レーザーを躱されたりしたことはあった。だが俺の攻撃をまともに喰らって無事だったのは、今までではルカくらいだ。
「うちは魅了魔法特化の悪魔っすからね。お株を奪われたら、たまったもんじゃないすよ。まあ、今のは結構危なかったすけどね」
危なかったという言葉は嘘ではないようだ。実際にルカの顔には汗がにじんでいる。
俺はこのルカという女悪魔に興味が湧いた。創生スキルを喰らってもなお、無事でいる。そんな存在に出会ったのは初めてだったからだ。
「わたしが、倒してきます」
俺の攻撃が効かなかったのを見て、アリスが大剣を抜いて戦闘モードに入っている。俺、結構アリスにひどいことしたと思うけど、仲間意識を持ってくれてるのかな。
ルカを殺す気はないし、アリスにもケガをして欲しくないので、アリスにステイを命じる。
「全く、嫌になっちゃうっすねー。ただでさえ悪魔にはもともと魅了は効かないってのに。よりによって悪魔を倒せなんて契約、履行できるわけないじゃないっすか」
契約か、なるほどな。なぜルカが俺達を襲ってきたのかが不明だったが、それならすべての説明がつく。
ルカは何者かとの契約によって、俺を倒すことを命じられたらしい。他人を言いなりにするなんて、鬼畜の所業だ。
……それにしても魅了は効かないのに、そういう契約は効力を発揮するんだな。
「魅了と契約は別物っすからねー。さすがに契約には逆らえないっす。それもこれも、あんたがハチャメチャやってたのが悪いんすよ! せっかく、新しい魔王様に会おうと思っていたところだったのに!」
あれ? もう、新しい魔王が生まれていたのか。移り変わりは早いもんだな。
「そうっすよ! 遠くから見ていただけっすけど、自分に逆らう者も媚びてくる者も、全員まとめて殺す残虐非道! うちは、あの方に付いて行くと決めたんすよ」
ただの暴君にしか聞こえないから、全然共感できないな。世の中にはひどい奴がいるもんだ。
「でも、もう会えることはないっすかね。うちが解放されるためには、あんたを倒して契約を果たすしかないっすけど、それも絶望的っすからね」
ルカは暗い顔でそう言った。
俺としてはルカを生かしておきたいと思っているが、契約の件が邪魔をする。とりあえずは、ルカを無力化しようと思う。
俺はルカの懐に急接近し、彼女のみぞおちに掌底をたたみ込む。移動の速さは、反動でフードがめくれ上がったほどだ。
ルカは全く反応できていないようだった。ルカの体は掌底の衝撃でくの字に折れ、その場に倒れこむ。

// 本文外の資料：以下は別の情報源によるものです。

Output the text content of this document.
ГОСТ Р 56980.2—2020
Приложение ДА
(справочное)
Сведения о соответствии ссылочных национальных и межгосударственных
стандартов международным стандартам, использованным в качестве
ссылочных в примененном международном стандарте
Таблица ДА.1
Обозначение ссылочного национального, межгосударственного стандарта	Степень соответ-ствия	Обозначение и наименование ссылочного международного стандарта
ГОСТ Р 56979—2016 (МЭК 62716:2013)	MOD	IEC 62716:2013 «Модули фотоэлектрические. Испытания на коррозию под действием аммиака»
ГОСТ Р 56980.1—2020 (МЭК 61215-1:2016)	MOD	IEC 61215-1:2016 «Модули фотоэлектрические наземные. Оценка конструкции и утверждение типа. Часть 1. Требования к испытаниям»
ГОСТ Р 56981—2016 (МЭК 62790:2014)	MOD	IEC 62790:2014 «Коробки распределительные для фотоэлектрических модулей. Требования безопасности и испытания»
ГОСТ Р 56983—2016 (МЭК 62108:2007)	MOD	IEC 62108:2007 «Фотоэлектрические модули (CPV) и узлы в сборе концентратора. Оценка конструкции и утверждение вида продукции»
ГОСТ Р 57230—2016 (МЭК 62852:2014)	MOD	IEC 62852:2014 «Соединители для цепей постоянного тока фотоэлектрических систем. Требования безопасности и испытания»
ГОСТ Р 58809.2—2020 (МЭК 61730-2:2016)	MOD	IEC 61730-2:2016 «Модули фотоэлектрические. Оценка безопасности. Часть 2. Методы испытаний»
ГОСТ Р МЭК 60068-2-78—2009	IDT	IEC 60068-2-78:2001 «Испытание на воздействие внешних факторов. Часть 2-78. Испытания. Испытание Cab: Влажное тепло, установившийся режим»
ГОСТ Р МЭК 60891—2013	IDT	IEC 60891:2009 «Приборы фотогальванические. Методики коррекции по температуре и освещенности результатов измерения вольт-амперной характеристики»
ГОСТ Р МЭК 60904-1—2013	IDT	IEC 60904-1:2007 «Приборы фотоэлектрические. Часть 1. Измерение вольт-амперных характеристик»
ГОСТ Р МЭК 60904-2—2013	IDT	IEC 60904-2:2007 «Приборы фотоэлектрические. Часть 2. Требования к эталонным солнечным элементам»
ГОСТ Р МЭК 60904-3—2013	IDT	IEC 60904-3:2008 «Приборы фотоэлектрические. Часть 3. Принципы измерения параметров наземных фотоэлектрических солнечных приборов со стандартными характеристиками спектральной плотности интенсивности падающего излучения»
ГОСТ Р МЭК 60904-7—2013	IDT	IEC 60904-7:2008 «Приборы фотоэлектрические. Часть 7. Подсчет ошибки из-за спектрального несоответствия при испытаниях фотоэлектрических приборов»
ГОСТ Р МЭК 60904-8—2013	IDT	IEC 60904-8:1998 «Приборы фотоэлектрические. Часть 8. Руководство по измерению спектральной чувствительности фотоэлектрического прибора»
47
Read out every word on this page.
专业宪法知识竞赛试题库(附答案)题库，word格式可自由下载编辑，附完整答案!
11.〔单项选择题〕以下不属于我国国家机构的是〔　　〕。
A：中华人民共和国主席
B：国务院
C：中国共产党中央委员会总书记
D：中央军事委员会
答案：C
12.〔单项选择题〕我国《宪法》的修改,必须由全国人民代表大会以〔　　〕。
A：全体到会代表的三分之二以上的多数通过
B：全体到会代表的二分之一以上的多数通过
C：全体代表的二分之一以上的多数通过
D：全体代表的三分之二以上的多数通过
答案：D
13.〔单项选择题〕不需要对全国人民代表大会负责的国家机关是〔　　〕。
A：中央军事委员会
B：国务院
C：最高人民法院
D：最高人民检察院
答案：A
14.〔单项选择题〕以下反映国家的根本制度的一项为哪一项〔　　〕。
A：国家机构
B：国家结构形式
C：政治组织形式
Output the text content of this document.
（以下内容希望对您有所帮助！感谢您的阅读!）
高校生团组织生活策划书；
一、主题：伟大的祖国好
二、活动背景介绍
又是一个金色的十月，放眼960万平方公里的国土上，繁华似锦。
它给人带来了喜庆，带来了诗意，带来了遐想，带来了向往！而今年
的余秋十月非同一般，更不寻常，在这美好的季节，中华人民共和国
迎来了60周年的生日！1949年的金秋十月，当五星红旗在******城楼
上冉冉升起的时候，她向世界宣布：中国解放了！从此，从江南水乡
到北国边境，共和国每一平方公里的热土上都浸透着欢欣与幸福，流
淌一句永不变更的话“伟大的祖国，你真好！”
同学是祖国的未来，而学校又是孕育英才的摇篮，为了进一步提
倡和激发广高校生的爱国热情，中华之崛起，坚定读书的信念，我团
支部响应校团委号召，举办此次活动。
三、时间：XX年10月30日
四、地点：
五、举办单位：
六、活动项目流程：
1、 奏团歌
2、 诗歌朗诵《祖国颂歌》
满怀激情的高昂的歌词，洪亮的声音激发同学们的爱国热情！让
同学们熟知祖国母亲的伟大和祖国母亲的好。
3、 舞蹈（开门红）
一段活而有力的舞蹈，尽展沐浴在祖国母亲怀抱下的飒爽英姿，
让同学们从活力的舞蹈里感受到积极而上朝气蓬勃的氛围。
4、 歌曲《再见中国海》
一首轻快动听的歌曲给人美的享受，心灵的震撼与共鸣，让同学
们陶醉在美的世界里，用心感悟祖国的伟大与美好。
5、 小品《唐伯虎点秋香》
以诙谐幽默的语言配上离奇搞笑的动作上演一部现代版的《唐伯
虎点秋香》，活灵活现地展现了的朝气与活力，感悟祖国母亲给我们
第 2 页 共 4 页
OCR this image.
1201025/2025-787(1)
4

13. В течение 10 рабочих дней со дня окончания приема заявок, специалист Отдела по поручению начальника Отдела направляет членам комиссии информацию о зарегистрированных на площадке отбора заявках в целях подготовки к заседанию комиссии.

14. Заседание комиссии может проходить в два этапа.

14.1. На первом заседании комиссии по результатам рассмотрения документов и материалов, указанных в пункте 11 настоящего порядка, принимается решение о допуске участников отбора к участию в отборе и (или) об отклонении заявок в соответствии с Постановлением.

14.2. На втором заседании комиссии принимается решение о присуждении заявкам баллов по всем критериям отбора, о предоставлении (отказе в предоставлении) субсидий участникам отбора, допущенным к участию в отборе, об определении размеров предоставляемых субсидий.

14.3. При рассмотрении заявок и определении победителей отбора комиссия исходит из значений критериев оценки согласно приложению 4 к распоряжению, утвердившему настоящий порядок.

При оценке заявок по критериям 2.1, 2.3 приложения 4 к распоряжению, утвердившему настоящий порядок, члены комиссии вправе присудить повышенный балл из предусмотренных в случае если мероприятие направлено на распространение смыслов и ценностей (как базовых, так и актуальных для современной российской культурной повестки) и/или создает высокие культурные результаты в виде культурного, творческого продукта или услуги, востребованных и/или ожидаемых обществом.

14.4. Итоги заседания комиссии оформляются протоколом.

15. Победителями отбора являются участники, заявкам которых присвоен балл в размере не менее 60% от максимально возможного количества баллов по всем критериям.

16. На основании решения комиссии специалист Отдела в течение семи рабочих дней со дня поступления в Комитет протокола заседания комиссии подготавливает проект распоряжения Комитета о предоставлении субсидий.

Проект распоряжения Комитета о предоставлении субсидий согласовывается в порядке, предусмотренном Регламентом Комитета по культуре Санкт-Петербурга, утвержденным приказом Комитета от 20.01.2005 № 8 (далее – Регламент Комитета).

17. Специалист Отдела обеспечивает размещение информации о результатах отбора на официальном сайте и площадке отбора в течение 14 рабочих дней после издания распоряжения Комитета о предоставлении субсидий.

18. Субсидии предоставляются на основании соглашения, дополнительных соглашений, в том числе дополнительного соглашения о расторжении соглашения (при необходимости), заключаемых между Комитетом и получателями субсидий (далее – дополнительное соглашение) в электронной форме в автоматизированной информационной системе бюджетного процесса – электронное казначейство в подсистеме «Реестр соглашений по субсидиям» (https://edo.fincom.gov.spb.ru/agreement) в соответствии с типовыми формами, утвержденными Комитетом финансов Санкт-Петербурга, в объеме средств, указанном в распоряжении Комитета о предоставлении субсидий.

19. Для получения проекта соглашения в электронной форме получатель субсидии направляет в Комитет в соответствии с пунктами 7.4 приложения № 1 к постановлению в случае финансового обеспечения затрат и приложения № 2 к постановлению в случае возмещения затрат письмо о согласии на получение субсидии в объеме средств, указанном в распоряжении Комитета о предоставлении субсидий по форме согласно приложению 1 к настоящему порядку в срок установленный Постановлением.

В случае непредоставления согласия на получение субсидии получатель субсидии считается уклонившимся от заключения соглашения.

決着は着いた。もともとルカは、直接戦闘が苦手なタイプだ。魅了魔法で操った人々がいなくなった時点で、勝敗は決まっていた。
「ぐう……っ。同じ人型悪魔だって言うのに、どうしてこうも力の差があるんす、か……ね?」
ルカは俺を見上げながら、目を丸くしていた。先程の攻撃で俺のフードはめくれ上がり、悪魔特有の角が晒されている。でも同じ悪魔なんだから、驚くことはないだろうに。
「魔王……様……だったんすね。最期にお会いすることが出来て、よかったっす」
ああ、そうか。ルカが言っていた魔王ってのは俺のことだったのか。日数的にも、そう簡単に代替わりはしないか。
「うちは、魔王様を殺すように契約を結ばされているっす。魔王様に付いて行きたかったっすけど、このままじゃ足手まといになるっす。……ひと思いに殺して欲しいっす」
ルカの決意は相当なものだ。契約のせいで、ルカの願いは潰えようとしている。全ては、ルカを呼びだした身勝手な者のせいで。
「あのクソったれな奴らを、地獄に叩き落としてくださいっす、魔王様!」
ルカは涙ながらにそう言った。大丈夫だ。何とかしてやるよ。
俺は創生スキルを発動する。
イメージは万年筆。
契約を書き換える。ルカの周囲に、光の文字が浮かぶ。
俺は創生スキルで生み出した万年筆を走らせる。光の文字は意味のない文に変換され、ルカの契約は解除された。
「あ……あれ? なんか憑き物が落ちた感じっす。まさか契約を無効化したんすか!?」
どうやら成功したようだ。俺はアリスと、そして嬉しさではしゃぐルカを伴って、騒動の黒幕をぶちのめしに行くことにした。